Notably, the Llama 4 licensing includes strict restrictions: users or companies based in the EU are barred from using or redistributing the models—likely a nod to Europe’s complex AI and privacy laws, which Meta has publicly criticized in the past. Also, organizations with more than 700 million monthly users need to apply for a special license, which Meta can choose to grant or deny.
“These Llama 4 models represent the beginning of a new era for the Llama ecosystem,” Meta wrote in a blog post, signaling there’s more to come.
Llama 4 marks the company’s first set of models using a mixture of experts (MoE) architecture—a method designed to improve training and inference efficiency. This structure allows tasks to be split and handled by specialized sub-models.
Maverick, for instance, includes 400 billion total parameters but activates only 17 billion per task across 128 experts. Scout has 17 billion active parameters, 16 experts, and 109 billion total parameters.
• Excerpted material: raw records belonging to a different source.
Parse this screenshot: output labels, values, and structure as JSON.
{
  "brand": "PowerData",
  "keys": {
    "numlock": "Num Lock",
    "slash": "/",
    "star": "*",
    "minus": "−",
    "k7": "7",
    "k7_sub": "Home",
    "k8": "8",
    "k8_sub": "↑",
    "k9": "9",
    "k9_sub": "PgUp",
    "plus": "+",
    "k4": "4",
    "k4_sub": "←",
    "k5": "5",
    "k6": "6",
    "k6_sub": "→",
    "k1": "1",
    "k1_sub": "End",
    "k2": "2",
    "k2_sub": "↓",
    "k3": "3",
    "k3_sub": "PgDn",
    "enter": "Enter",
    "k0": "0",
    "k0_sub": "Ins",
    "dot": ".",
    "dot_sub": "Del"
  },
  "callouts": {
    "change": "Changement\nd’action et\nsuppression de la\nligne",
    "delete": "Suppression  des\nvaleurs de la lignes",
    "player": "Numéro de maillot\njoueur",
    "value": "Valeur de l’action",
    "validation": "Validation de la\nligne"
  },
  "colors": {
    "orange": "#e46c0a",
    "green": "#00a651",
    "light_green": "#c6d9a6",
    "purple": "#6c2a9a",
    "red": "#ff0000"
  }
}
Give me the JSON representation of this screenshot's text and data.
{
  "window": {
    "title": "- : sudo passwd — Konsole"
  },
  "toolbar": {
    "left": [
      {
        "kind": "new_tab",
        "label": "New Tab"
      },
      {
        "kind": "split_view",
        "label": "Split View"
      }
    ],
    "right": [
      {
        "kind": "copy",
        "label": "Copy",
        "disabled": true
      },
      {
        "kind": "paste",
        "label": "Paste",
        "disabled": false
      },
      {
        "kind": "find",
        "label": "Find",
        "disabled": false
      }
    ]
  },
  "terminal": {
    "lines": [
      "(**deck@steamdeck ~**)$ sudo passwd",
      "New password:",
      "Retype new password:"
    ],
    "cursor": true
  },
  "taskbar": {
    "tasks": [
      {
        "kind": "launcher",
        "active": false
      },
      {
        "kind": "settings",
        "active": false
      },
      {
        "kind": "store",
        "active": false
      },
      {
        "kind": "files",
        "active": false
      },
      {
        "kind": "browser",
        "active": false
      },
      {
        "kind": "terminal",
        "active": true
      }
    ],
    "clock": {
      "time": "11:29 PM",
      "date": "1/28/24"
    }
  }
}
Meta’s internal benchmarks suggest Maverick performs better than previous models like GPT-4o and Gemini 2.0 in areas such as coding, reasoning, and multilingual tasks—but it falls short of newer powerhouses like Gemini 2.5 Pro, Claude 3.7 Sonnet, and OpenAI’s GPT-4.5.
Scout is tailored more for document summarization and reasoning over expansive codebases. It also boasts a unique 10-million-token context window, allowing it to process vast amounts of text or multimodal input. Scout can run on a single Nvidia H100 GPU, whereas Maverick requires more robust infrastructure.
Behemoth, the most powerful of the group, is still in training and will demand even greater computing resources. With 288 billion active parameters and nearly two trillion in total, Meta claims Behemoth outperforms GPT-4.5, Claude 3.7 Sonnet, and Gemini 2.0 Pro in math and other STEM-heavy tasks—though Gemini 2.5 Pro remains the frontrunner.
Interestingly, none of the Llama 4 models qualify as full-fledged “reasoning” systems like OpenAI’s o1 or o3-mini, which are designed to fact-check and ensure consistent, accurate outputs—albeit at a slower pace.
Meta also tuned Llama 4 to be more open to controversial or politically sensitive queries. The models now respond more frequently to such topics, whereas earlier Llama versions would often decline to answer. Meta claims these updates make the models more balanced, offering a wider range of responses regardless of political slant.
A company spokesperson told TechCrunch that users “can count on [Llama 4] to provide helpful, factual responses without judgment,” while also handling diverse perspectives more equitably.
These changes arrive amid heightened scrutiny from political circles. Allies of Donald Trump—including Elon Musk and tech investor David Sacks—have accused major AI platforms of leaning left and filtering conservative viewpoints. Sacks has singled out OpenAI’s ChatGPT as “woke” and biased.
But achieving true neutrality in AI is a technically thorny issue. Even Musk’s xAI has struggled to build a chatbot free from perceived political leanings.
Regardless, the push across companies like OpenAI and Meta is clear: make models smarter, more responsive, and more willing to engage with the complex, messy questions users throw their way.